一旁的卓禹驰接过话头,“希文恐怕是故意的吧,王姨那边人来人往,容易被人瞧见。”
张涛闷头想了一会儿,理了理这其中的逻辑,好半天才问:“什么意思?希文是故意让人看见他和顾樱打电话?”
卓禹驰笑了笑,“大概是吧,他估计不想再让房东太太这样的人产生误会,才选择人多的小卖店打电话。”
张涛一脸狐疑地望向归希文,“是吗,是不是卓禹驰说的这样?你不想让大家伙误会?”
归希文没吭声。
这在张涛看来几乎就是默认。
张涛瞬间哀嚎:“有没有天理啊,你看你一个已婚人士还要用这种方式表态,大家怎么不考虑考虑我呢!我这么好一个单身青年,怎么就没人给我介绍姑娘?”
“我也相貌堂堂,为人老实忠厚,关键是我有了媳妇,肯定比希文对媳妇儿的态度更好,怎么就没人给我张罗张罗?”

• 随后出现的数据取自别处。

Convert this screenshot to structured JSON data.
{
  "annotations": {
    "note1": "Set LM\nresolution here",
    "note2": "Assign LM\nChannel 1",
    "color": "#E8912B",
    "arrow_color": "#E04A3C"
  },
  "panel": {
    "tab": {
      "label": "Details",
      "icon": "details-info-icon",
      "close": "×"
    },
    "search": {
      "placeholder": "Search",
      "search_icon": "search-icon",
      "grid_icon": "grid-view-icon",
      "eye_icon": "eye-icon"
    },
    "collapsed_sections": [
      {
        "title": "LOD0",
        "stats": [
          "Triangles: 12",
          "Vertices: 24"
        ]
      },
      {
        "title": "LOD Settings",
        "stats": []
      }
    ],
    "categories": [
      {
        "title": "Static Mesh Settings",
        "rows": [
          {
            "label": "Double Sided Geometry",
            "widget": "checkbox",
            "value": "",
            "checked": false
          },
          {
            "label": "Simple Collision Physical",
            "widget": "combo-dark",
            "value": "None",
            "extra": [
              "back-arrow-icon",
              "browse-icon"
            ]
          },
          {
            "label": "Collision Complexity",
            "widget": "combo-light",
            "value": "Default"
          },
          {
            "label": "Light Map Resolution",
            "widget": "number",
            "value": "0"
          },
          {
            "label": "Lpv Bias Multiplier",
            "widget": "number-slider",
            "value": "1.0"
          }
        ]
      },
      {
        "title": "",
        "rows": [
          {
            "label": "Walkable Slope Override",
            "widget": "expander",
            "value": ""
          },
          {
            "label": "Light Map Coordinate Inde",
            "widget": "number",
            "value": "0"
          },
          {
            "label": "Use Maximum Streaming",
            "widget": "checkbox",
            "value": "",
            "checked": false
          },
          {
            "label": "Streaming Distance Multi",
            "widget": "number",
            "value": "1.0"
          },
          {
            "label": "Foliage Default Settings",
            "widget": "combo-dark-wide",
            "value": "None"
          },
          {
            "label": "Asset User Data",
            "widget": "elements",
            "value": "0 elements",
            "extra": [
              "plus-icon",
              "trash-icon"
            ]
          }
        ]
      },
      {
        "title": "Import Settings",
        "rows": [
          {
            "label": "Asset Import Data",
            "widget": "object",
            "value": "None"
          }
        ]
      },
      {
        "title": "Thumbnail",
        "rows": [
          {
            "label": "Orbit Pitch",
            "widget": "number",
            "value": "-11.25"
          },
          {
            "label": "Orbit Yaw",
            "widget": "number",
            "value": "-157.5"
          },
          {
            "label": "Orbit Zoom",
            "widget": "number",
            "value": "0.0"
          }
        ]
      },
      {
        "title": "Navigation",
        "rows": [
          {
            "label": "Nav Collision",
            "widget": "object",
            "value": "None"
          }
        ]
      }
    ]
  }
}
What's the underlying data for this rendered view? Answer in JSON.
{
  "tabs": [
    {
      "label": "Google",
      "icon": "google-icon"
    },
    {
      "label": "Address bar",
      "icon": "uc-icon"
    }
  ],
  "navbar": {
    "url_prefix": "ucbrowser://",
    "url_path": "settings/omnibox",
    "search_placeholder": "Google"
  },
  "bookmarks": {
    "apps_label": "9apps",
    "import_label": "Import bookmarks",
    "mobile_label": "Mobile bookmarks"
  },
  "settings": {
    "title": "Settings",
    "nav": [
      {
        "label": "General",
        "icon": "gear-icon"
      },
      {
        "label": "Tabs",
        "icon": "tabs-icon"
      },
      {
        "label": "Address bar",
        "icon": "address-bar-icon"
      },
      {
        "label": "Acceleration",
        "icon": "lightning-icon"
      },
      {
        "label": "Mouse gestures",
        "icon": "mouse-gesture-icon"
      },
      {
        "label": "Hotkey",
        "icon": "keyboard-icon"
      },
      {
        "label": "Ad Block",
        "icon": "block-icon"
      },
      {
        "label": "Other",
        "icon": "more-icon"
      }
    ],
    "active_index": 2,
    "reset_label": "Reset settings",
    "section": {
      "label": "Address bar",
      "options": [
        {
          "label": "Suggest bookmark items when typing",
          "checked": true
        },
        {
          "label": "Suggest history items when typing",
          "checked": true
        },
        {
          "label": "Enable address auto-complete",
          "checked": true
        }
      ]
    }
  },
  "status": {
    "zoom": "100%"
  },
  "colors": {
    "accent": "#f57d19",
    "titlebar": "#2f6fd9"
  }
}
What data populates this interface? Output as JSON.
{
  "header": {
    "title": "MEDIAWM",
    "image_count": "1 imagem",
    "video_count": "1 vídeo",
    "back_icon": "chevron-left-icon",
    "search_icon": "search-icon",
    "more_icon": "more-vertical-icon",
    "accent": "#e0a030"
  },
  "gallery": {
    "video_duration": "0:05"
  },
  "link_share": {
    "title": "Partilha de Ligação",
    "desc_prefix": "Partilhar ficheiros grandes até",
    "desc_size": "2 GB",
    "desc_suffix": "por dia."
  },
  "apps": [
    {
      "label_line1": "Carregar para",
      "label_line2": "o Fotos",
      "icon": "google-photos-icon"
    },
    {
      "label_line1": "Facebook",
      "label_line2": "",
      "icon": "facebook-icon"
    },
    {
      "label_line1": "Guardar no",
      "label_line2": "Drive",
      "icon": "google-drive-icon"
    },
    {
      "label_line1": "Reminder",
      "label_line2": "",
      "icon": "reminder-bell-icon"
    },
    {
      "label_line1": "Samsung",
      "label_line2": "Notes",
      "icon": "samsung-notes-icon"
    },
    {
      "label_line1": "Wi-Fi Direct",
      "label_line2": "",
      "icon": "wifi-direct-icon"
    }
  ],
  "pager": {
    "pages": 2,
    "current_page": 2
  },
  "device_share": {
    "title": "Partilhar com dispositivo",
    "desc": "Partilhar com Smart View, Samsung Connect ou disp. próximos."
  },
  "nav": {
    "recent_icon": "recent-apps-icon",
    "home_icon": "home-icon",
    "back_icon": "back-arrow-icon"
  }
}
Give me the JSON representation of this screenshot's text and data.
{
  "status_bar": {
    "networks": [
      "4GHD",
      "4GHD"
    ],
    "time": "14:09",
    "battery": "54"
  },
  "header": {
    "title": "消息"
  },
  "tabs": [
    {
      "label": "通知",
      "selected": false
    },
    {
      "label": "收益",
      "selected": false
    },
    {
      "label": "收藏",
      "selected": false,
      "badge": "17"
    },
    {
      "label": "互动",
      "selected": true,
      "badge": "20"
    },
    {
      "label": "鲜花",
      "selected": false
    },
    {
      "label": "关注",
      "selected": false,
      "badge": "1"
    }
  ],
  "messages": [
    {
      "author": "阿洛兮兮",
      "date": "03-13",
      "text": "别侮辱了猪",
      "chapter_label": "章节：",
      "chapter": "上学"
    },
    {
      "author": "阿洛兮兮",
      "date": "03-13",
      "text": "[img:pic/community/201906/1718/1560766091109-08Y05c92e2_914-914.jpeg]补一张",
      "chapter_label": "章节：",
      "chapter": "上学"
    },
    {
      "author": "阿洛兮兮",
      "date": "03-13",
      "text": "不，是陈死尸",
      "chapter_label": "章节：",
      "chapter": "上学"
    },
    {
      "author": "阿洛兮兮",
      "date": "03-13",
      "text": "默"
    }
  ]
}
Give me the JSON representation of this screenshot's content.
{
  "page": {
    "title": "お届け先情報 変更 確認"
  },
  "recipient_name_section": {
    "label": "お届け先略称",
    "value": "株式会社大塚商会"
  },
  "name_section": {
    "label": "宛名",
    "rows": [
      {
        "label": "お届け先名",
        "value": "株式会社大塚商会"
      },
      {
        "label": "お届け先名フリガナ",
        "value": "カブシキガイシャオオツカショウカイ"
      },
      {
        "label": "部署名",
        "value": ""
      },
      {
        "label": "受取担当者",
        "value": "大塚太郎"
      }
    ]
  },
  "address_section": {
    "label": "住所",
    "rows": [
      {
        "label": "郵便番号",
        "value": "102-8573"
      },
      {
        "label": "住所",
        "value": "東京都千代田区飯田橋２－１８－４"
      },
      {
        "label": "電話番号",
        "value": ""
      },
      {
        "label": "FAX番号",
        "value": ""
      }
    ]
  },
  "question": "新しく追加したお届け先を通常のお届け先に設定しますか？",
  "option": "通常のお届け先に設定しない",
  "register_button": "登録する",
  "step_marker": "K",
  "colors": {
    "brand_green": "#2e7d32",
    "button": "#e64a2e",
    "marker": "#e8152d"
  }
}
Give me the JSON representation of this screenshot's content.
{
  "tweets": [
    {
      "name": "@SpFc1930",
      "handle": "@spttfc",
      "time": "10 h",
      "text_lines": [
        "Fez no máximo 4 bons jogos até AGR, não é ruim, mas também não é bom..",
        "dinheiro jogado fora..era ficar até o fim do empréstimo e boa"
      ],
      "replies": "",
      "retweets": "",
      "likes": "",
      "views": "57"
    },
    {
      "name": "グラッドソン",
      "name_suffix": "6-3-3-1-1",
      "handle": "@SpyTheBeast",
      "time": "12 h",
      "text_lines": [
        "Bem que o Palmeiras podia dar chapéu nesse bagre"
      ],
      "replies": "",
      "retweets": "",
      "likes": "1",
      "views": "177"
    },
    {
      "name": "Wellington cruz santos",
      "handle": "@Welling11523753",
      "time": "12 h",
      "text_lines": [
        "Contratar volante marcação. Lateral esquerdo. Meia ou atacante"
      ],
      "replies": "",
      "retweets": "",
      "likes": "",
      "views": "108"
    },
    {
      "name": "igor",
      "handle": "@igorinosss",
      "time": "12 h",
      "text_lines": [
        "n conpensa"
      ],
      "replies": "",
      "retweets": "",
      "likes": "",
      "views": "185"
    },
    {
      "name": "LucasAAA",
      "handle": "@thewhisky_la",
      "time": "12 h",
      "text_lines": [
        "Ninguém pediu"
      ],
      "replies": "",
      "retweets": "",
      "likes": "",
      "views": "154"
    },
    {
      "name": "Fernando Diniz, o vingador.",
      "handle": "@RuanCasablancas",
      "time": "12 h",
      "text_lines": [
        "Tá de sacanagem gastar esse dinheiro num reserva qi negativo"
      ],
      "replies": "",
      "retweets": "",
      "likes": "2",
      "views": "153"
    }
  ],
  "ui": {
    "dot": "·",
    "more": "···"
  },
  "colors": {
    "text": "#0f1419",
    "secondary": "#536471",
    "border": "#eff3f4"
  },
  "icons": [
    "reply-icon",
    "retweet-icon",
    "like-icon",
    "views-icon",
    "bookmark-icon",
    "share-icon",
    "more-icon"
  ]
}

触及到张涛的伤心事,他扯着嗓子在归希文和卓禹驰耳边哀嚎,归希文和卓禹驰对视一眼,两人捂住耳朵,自动从张涛身边越过。
俗话说,情场失意,事业得意。
张涛化悲愤为力量,一心扑在生意上,生意上终于有了点眉目。
南方的电子厂格外多,归希文他们决定买下一批电子手表,运到北方去卖。
这种行当有个专门的词汇,叫做倒爷。
前几十年,谁要是做这种行当,会被披上投机倒把的罪名。
随着社会的发展,越来越多人下海经商,也越来越多从事这一行,大多数人对此开始见怪不怪。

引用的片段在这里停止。